Today in 1927, 21-year-old Philo T. Farnsworth transmits through purely electronic means an image of a line with a device he called an “image dissector.” “That’s it folks. We’ve done it,” Farnsworth said to his assistants. “There you have electronic television.”
From the IEEE Global History Network:
Farnsworth’s Image Dissector worked pretty well, but it was not sensitive enough to capture scenes unless there was lots of light. Very hot and bright arc lights sometimes had to be used, and these made it hard for people to stand near the camera. Although Farnsworth improved the tube later and showed how it could be used for TV, his competitors at RCA, most notably Vladimir Zworykin, were working on a different tube they called the Iconoscope.

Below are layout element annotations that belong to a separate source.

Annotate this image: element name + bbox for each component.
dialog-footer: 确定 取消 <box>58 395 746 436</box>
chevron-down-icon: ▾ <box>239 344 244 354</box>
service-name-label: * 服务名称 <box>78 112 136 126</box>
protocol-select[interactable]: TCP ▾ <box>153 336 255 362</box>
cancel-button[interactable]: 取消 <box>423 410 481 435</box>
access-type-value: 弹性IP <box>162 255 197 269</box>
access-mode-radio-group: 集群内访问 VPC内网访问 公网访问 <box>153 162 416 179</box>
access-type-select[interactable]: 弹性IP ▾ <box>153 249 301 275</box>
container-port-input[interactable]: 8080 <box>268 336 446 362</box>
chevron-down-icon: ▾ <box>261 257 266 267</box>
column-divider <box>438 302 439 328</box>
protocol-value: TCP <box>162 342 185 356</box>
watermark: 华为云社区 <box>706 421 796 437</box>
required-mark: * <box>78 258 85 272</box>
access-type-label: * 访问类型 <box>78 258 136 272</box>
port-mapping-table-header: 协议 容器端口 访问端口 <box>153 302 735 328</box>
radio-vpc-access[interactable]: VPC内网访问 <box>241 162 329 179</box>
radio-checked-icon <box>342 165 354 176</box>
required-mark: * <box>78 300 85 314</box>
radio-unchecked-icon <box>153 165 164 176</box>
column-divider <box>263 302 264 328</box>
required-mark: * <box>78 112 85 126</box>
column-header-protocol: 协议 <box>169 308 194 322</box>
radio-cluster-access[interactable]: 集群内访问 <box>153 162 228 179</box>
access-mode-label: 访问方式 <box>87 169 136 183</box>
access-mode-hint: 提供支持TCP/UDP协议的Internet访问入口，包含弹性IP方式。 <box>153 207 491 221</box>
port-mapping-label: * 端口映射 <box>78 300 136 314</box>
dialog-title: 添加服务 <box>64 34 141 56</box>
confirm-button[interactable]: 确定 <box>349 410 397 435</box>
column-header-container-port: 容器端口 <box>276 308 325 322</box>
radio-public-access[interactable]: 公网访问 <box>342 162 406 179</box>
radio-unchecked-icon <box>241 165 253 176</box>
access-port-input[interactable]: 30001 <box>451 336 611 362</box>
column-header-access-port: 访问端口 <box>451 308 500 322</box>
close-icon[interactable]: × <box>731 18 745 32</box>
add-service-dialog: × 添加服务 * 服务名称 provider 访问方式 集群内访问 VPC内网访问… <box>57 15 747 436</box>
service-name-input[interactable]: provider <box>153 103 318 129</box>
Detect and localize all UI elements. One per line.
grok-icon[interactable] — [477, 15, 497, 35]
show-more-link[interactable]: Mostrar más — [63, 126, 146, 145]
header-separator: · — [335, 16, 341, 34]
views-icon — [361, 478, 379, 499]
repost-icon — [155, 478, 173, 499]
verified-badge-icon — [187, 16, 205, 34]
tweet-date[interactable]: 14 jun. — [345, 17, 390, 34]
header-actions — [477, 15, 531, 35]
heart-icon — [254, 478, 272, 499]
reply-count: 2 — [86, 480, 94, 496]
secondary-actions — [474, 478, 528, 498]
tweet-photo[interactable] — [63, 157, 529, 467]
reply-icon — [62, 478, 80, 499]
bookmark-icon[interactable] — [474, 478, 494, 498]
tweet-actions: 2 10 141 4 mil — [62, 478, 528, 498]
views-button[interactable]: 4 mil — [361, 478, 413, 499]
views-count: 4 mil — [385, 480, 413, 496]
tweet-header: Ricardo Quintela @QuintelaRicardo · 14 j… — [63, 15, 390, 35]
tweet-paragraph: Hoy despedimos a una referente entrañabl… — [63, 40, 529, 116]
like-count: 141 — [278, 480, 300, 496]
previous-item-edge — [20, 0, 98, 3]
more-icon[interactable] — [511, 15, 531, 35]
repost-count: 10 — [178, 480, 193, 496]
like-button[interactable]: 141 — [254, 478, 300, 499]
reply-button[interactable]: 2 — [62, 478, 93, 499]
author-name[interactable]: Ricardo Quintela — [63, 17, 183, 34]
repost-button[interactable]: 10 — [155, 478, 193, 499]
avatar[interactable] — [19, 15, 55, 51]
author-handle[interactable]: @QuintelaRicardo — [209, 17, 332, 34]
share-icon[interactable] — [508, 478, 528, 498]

When commercial broadcasts began in the late 1930s, Farnsworth’s tube was left behind. However, it had certain advantages over the Iconoscope, and it remained in use for many years, but not for regular TV. There were certain uses of closed-circuit TV where an Image Dissector was useful, such as when engineers wanted to monitor the bright, hot interior of an industrial furnace.
Eventually, Farnsworth won a patent battle with RCA over his claim to have invented the first “all electronic” television camera, but that victory would have been more glorious if his technology had become the standard in TV broadcasting.
Harold Evans (in They Made America) quotes Farnsworth’s belief in the positive power of the new medium: “If we were able to see people in other countries and learn about our differences, why would there be any misunderstandings? War would be a thing of the past.” But only a few years later, in 1935, another forecast, advanced by the philosopher Rudolph Arnheim, was decidedly mixed: “Television is a new, hard test of our wisdom. If we succeed in mastering the new medium it will enrich us. But it can also put our mind to sleep” (quoted in Steven Lubar’s InfoCulture).
But the New York Times was not worried. Reviewing a demonstration of television at the 1939 World’s Fair, it declared “The problem with television is that people must sit and keep their eyes glued on a screen; the average American family hasn’t time for it.”
In 1996, this prediction has finally started to become true, as the Scientific American observed: “Something intriguing is happening in American homes. Computers seem to be luring away people from the television set. It’s still too early to tell if this is the long-heralded end of the 50-year obsession with the ‘idiot box.’ But it does seem to be the beginning of an affair with CD-ROMs and the World Wide Web, and as it heats up, the door is thrown open for another generation of stars.”
Also in 1996, according to Wikipedia, in a videotaped interview by the Academy of Television Arts & Sciences, Elma Farnsworth recounted what Philo thought about the value of television after seeing how it showed man walking on the moon, in real time, to millions of viewers:
Interviewer: The image dissector was used to send shots back from the moon to earth.
Elma Farnsworth: Right.
Interviewer: What did Phil think of that?
Elma Farnsworth: We were watching it, and, when Neil Armstrong landed on the moon, Phil turned to me and said, “Pem, this has made it all worthwhile.” Before then, he wasn’t too sure.
In March 2013, Philo Farnsworth was inducted into the Television Academy Hall of Fame.